Ladakhi Women’s Trekking Company: Women’s Empowerment in India

OLYMPUS DIGITAL CAMERABuddhist devotional and prayer carvings at an Indian mani wall shrine.

Allow me to digress from all the fascinating conversation about upcycling that's been happening on this blog of late, to talk about another one of our passions at GREEN EILEEN: women's empowerment. Of course, all of the profits raised by the two GREEN EILEEN retail stores support programs that improve the lives of women and girls through education and empowerment initiatives, both in our local communities and around the world. As the Community Outreach Coordinator for the West Coast, one of the best parts of my job is learning about all the different ways people are trying to address the question, “How do we make the world a safer, more enriching, and more equal place for women?”

I recently had the opportunity to experience one of these strategies firsthand with the Ladakhi Women's Travel Company, while on vacation with my family in India. Local guide Thinlas Chorol founded the LWTC in 2009 to give women in Ladakh the opportunity to participate in the traditionally male-dominated areas of trekking and mountain climbing. Ladakh is a remote area of the Northern Indian Himalaya, steeped deeply in Tibetan Buddhist culture and defined by the harsh conditions of the high altitude desert. Chorol is from a small town in Ladakh, where she grew up climbing the local mountains with her father. She began leading treks for her classmates at university, who encouraged her to pursue guiding as a career. Even after receiving certifications from highly respected organizations like National Outdoor Leadership School (NOLS) and the Nehru Institute of Mountaineering, she struggled to find employment at local trekking agencies because of her gender. If she wasn’t turned down outright, she would be assigned cultural guiding tours to the region’s monasteries and historic sights, despite her extensive mountaineering experience. Adventure tourism--particularly trekking, mountain climbing, and river rafting--is one of the fastest growing industries in Ladakh, one that is now slightly more open to women thanks to the all-female run and staffed LWTC.

OLYMPUS DIGITAL CAMERAOne of my folks hiking up a valley in India.

The Ladakhi Women's Travel Company specializes in increasingly popular homestay treks. We stayed in the homes of seven different families (and one high-altitude tent camp) along the way of our nine day trek. Having a bed to sleep in each night meant we didn't have to pack our own camping equipment, and home-cooked meals were a welcome reward at the end of a long day of hiking. While most guiding services use horses or donkeys to carry their equipment and clients' luggage, the LWTC utilizes only human-powered transportation to avoid the erosion and deforestation caused by pack animals in this already fragile landscape.

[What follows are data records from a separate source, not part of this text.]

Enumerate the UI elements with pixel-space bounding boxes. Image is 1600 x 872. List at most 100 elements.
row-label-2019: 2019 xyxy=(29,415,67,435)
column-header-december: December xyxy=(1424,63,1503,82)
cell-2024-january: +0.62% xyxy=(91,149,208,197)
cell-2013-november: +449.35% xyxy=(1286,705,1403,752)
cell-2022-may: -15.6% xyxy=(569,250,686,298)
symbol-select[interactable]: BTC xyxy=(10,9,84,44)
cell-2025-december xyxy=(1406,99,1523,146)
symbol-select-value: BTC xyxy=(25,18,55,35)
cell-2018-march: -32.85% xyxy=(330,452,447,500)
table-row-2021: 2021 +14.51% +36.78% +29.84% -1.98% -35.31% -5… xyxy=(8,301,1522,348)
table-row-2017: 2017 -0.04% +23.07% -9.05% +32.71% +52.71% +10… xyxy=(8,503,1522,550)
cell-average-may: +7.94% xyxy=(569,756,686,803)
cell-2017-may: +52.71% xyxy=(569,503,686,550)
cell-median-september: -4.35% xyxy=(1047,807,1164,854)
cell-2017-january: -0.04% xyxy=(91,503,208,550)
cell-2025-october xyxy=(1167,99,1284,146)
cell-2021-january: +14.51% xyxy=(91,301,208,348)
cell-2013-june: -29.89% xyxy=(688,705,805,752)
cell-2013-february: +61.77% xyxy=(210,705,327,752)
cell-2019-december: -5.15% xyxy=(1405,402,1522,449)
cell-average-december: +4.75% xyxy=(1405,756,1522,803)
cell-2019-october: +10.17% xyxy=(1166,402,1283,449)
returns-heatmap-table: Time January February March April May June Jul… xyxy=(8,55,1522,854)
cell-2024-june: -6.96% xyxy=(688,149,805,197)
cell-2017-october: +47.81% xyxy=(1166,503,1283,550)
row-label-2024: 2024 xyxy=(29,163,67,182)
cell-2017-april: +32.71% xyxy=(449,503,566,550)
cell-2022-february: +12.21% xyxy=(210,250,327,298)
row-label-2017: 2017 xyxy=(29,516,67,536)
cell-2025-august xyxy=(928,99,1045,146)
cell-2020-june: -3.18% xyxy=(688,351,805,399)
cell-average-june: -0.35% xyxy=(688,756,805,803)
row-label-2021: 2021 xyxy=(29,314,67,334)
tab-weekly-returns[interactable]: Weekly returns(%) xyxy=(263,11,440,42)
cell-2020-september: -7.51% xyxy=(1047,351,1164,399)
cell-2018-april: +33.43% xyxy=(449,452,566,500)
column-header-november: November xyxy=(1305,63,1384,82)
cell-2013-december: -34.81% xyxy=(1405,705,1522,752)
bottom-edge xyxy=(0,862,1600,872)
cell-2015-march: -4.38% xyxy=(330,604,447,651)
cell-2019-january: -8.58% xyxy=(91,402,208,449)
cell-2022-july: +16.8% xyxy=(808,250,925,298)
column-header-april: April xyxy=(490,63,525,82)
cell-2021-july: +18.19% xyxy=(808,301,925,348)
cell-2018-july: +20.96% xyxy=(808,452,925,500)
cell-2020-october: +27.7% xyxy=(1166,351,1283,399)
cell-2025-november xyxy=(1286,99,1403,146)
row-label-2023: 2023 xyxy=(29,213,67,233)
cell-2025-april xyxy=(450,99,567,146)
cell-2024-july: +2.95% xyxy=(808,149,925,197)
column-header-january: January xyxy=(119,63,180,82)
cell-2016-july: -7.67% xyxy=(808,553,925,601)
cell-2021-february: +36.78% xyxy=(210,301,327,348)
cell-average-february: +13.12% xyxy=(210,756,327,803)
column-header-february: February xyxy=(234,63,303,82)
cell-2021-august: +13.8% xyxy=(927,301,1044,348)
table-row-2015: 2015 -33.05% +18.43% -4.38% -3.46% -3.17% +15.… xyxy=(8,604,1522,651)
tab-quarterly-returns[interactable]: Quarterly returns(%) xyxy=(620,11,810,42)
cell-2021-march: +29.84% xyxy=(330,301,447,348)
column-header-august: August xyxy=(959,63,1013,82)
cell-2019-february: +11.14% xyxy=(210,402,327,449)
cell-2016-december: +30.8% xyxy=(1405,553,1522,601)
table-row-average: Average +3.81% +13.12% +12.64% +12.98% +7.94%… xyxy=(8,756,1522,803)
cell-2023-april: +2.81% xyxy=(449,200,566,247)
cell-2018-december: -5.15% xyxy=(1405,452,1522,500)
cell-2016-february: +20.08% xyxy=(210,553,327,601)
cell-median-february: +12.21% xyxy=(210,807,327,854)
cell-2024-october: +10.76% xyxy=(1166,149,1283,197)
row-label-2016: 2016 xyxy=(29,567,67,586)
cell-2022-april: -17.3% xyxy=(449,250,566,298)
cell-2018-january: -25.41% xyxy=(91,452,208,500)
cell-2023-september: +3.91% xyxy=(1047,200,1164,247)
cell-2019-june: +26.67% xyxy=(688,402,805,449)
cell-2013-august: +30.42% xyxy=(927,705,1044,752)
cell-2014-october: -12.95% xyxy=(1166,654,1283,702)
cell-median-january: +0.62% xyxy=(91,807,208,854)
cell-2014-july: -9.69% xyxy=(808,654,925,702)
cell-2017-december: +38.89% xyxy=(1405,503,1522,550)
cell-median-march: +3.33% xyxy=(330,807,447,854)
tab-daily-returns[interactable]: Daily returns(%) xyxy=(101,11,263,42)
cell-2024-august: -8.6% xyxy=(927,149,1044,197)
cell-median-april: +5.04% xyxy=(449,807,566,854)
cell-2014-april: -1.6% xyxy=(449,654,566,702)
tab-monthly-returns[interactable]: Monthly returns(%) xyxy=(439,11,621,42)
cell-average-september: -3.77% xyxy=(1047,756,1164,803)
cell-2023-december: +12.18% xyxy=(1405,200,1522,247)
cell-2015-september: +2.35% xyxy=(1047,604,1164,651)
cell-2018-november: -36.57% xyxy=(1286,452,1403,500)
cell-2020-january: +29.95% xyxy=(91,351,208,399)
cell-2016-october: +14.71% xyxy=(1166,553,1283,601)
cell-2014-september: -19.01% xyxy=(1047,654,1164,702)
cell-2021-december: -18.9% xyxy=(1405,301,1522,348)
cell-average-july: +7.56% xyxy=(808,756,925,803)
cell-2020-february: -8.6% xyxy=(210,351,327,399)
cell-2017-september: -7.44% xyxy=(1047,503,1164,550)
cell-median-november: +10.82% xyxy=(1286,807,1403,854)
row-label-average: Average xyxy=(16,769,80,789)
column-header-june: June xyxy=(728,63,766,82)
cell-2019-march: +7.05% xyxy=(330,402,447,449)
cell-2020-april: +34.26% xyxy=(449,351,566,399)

While traveling, I'm always wary of striking the right balance between seeing “real” parts of the country and cultural rubbernecking. Homestay treks are a win-win in this regard: most of the villages where we stayed were multiple days’ walk from any town larger than several families, and there are few external sources of income, particularly for women. As in other parts of India and around the world, people are leaving their ancestral homes to find work in the cities; and men are often the ones to earn money outside the home, restricting women’s financial independence and stability. By paying to stay in people's homes, we had the opportunity to meet locals and experience elements of traditional Ladakhi culture firsthand. At the same time, we contributed to the agency and financial prospects of women in rural areas.

In addition to providing an important external source of income for women in the villages, the LWTC has also opened up a whole range of possibilities for women passionate about the outdoors. Our guide was a young woman named Padma, a biology student who had just started working as a head guide. Padma is 22, unmarried, and lives in her own apartment in Leh - a very rare situation for a Ladakhi girl from a rural village. While she originally took the job to pay her way through school, she loves guiding so much that she plans on staying with the LWTC for several years while finishing her degree.

OLYMPUS DIGITAL CAMERAPadma and me at the top of Gongmaru La Pass, on Day 8 of the trek, at an altitude  approximately 17,200 ft.

Thanks to the LWTC for a fantastic experience in the Markah Valley. As a nature-lover, adventurer, and feminist, I loved how the LWTC encourages women to think outside the box and realize their dreams, while challenging the limitations of traditional gender roles, not only in Ladakh but in the greater climbing industry. If you're traveling to India, I highly recommend looking them up at www.ladakhiwomenstravel.com.